FIG. 12 is an overall side view showing an embodiment of the present invention.

FIG. 13 is an overall perspective view showing an embodiment of the suction nozzle 2 of the present invention.

FIG. 14 is an overall perspective view showing an embodiment of the suction nozzle 2 of the present invention.

FIG. 15 is an overall perspective view showing an embodiment of the suction nozzle 2 of the present invention.

FIG. 16 is an explanatory diagram showing a usage state of the suction nozzle 2 of the present invention.

FIG. 17 is an explanatory diagram of a problem that occurs when the suction nozzle has a substantially rectangular shape in a vertical cross section.

FIG. 18 is an explanatory diagram showing a usage state of a conventional discharge nozzle.

[Explanation of symbols]

 1 Discharge nozzle 2 Suction nozzle 3 Transfer means 4 Roller 10 Blow-out port 20 Suction port

Claims (4)

[Claims] 1. A discharge nozzle (1) for a gas such as air capable of scattering and removing impurities such as water droplets and dust adhering to the product surface by blowing a gas such as air, and a discharge nozzle (1). The suction nozzle (2) that sucks the gas sprayed on the product surface and the part that removes water droplets, dust, etc. by sequentially moving the product relative to the discharge nozzle (1) and the suction nozzle (2). The suction nozzle (2) is provided with a transfer means (3) capable of moving, and a suction nozzle (2) is provided with a slit having a longitudinal direction in a direction intersecting the moving direction of the product or a moving direction of the product. It is formed as a row of small holes arranged in the intersecting direction, and the suction nozzle (2) is located in the vicinity of the suction port (20) and is used for products transferred from the suction port (20). On the front side, rear side, or both, the suction port (20)
Cylindrical or cylindrical roller approximately parallel to the longitudinal direction of
(4) A device for removing foreign matter such as water droplets and dust, characterized in that the shaft is fixed. 2. The discharge nozzle (1) is located behind the suction nozzle (2) with respect to the product to be transferred, and the suction nozzle (2) further comprises the suction port (2). 20) The roller (4) is axially fixed at least in front of the product transferred near the suction port (20), substantially parallel to the longitudinal direction of the suction port (20).
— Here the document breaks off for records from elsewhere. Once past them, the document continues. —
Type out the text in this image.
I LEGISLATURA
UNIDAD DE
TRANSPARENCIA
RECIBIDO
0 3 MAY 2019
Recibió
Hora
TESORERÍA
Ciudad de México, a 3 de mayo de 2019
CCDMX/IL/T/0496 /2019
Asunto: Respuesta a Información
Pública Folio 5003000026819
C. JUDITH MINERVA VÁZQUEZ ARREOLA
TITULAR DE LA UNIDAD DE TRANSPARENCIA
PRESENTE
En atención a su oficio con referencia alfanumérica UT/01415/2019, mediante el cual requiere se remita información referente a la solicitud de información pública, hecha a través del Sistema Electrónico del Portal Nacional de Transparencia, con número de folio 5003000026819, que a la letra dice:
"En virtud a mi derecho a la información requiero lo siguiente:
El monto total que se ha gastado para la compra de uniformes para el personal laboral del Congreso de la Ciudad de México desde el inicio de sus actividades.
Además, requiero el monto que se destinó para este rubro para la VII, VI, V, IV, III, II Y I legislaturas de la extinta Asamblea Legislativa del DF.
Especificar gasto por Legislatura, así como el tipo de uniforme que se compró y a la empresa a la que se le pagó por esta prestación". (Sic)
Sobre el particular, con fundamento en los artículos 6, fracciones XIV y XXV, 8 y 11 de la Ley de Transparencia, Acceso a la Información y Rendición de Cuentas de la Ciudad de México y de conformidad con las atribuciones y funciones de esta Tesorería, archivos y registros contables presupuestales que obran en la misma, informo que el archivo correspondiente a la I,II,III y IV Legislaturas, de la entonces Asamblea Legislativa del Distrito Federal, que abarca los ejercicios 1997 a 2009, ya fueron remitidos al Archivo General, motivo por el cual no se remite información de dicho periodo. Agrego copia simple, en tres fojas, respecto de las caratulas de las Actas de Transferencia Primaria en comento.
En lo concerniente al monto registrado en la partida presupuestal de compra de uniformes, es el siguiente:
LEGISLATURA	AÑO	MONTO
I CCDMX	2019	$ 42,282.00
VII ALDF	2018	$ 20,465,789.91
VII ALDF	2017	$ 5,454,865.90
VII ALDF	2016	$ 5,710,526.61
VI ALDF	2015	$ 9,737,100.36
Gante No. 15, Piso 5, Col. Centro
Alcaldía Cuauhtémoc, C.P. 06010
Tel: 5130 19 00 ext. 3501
The apparatus for removing deposits such as water droplets and dust according to claim 1, wherein 3. The suction nozzle (2) is a hollow housing, and the suction nozzle (2) has an intake passage (23) for supplying a negative pressure to the inside of the suction nozzle (2). Along with the provision of the suction opening (23), the end opening (24) of the suction passage (23) is formed inside, and the inside of the suction nozzle (2) is located between the end opening (24) and the suction opening (20). The roller (4) is fixed in parallel with the longitudinal direction of (20), and the gas introduced from the suction port (20) into the suction nozzle (2) passes through the vicinity of the roller (4) and the intake passage The roller (4) is sucked into the end opening (24) of (23).
The apparatus for removing deposits such as water droplets and dust according to claim 1 or 2, which can be adjusted before and after (2). 4. The discharge nozzle (1) is capable of removing impurities such as water droplets adhering to the surface of a wire rod such as a strand by spraying a gas such as air to remove the impurities. 4) The surface is provided with an appropriate number of grooves (43) along the circumferential direction (r) of the roller, while the wire rod as a product is fed in the longitudinal direction by the transfer means. The surface of (4) comes into contact with the wire, and at this time, the grooves (43) on the surface of the wire serve as guides for the transfer of the wire, or claim 1 or 2 or Three
Equipment for removing adhered substances such as water drops and dust.